JPMorgan Chase says it attempted to resolve allegations from a former investment banker before the individual filed a civil suit that alleges sexual assault and racial harassment at the firm.
According to published reporting, the bank proposed a $1 million settlement, which the former banker declined while seeking a larger sum. In the lawsuit the plaintiff uses the placeholder name John Doe. The complaint was refiled on Monday in New York state court after being taken down previously, and names both JPMorgan and leveraged finance executive Lorna Hajdini.
A JPMorgan spokesperson declined to discuss confidential negotiations in detail but said the bank did seek an agreement "to avoid the time and expense of litigation and to support an employee who was being threatened with the very reputational harm now unfolding." The spokesperson added: "We continue to believe these allegations have no merit and new information raised as a result of the public filing only reinforces that conclusion."
The complaint alleges that Hajdini used her seniority to coerce the plaintiff into non-consensual sex acts and that members of the leveraged finance team directed racial slurs at him. The suit states the complainant is a man of Asian descent who lives in New York and who joined JPMorgan's leveraged finance group in March 2024 as a senior vice president.
Per the court filing, the plaintiff lodged an internal complaint with JPMorgan in May 2025, alleging race- and gender-based discrimination as well as sexual abuse. The suit says the bank placed John Doe on administrative leave after the internal complaint was filed.
JPMorgan has said an internal investigation involving numerous employees found no merit to the claims. The bank also reported that the complainant refused to participate in its investigation.
Lawyers for Lorna Hajdini have denied the allegations and maintained that the two never had any sexual or romantic relations. In a statement included in court filings, Hajdini's attorneys said: "She maintains that his false claims are entirely fabricated and tarnishing her reputation."
The suit and the bank's statements have generated attention both for the serious nature of the allegations and because the institution in question is the largest U.S. bank, which could raise reputational and legal stakes for the firm. Market references to the company's stock were also disseminated alongside reporting on the case. At the time of the reporting, a snapshot of the stock showed a closing price listed as 314.90, up 5.50 points or 1.78 percent, with an after-hours quote of 314.60, down 0.30 points or 0.10 percent. Time stamps associated with these market data points were 15:59:59 for the close and 16:22:14 for the after-hours quote.

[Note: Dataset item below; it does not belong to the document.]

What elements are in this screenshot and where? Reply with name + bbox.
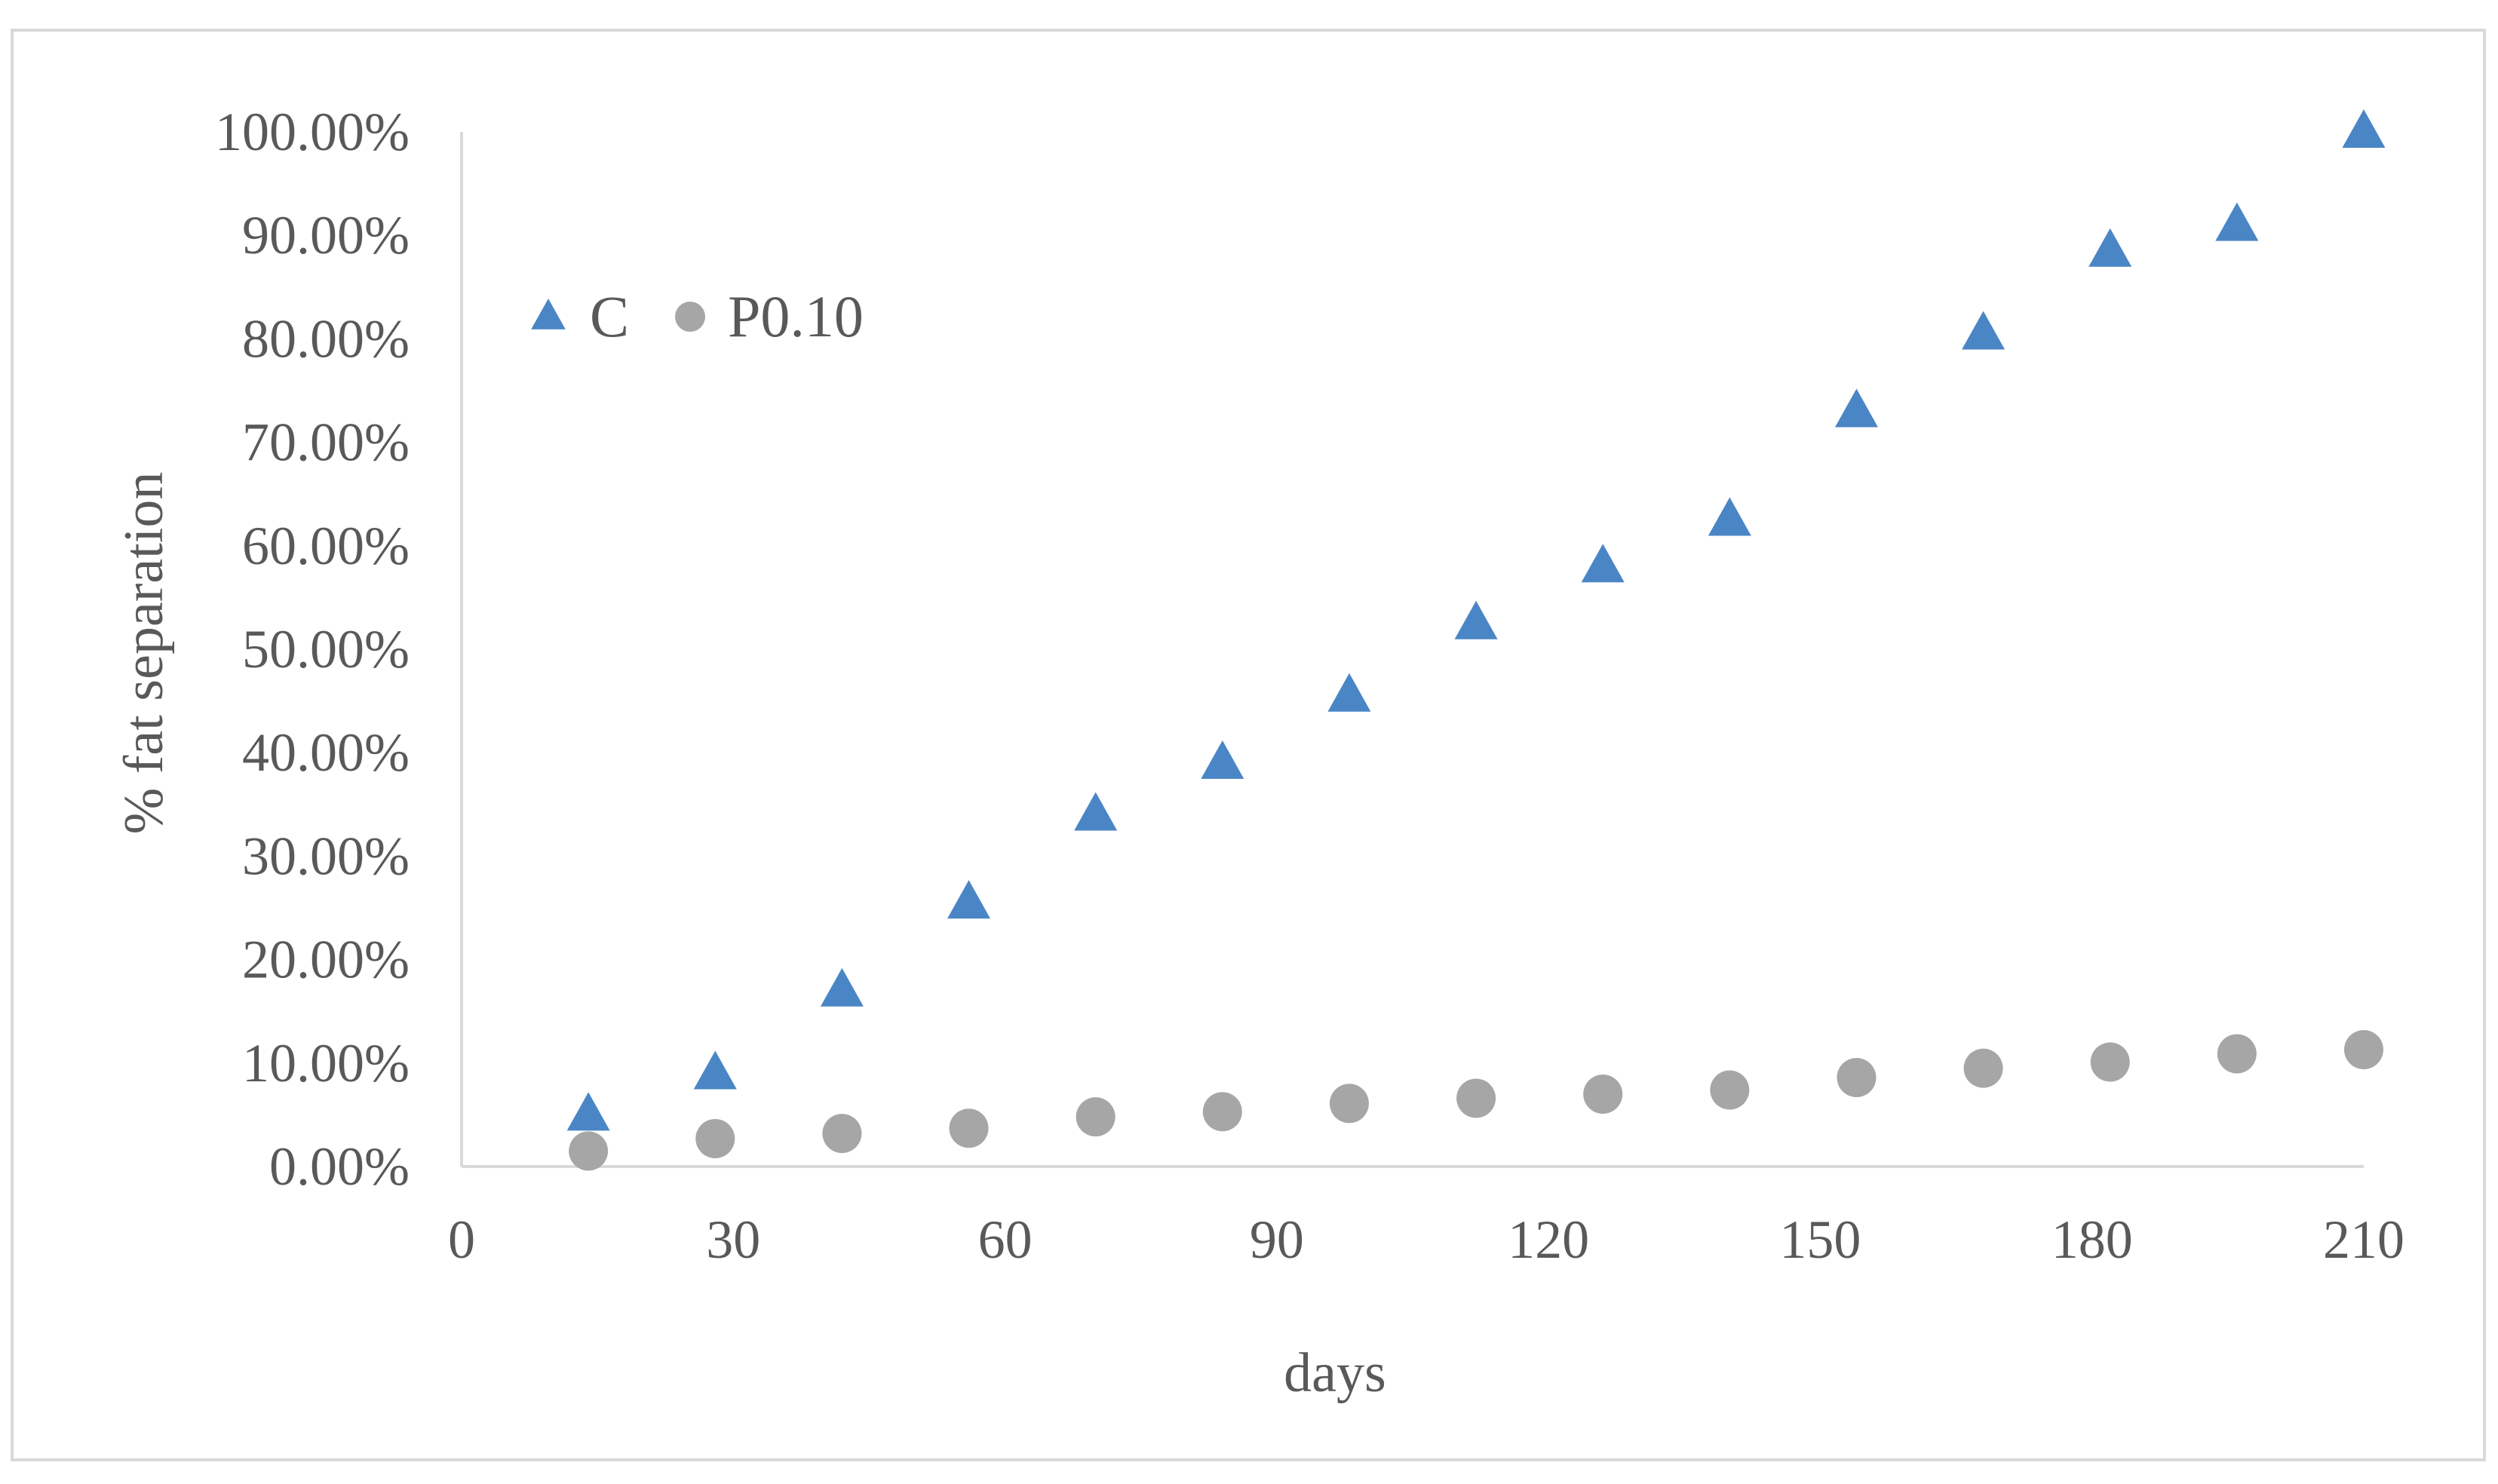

The plaintiff's lawyer did not immediately respond to a request for comment. The case remains active following the refiling in New York state court, and the parties' competing accounts - the plaintiff's allegations, the defendant's denial, the bank's internal inquiry and the bank's account of settlement discussions - form the current record publicly available.
Context and next steps
The matter now proceeds in state court after the recent refiling. Court schedules, any further filings, and responses from the involved parties will determine how the factual record is developed going forward. For now, public statements from the bank and from Hajdini's legal representatives reject the core allegations; the plaintiff's refusal to participate in the internal investigation is also part of the factual record cited by JPMorgan.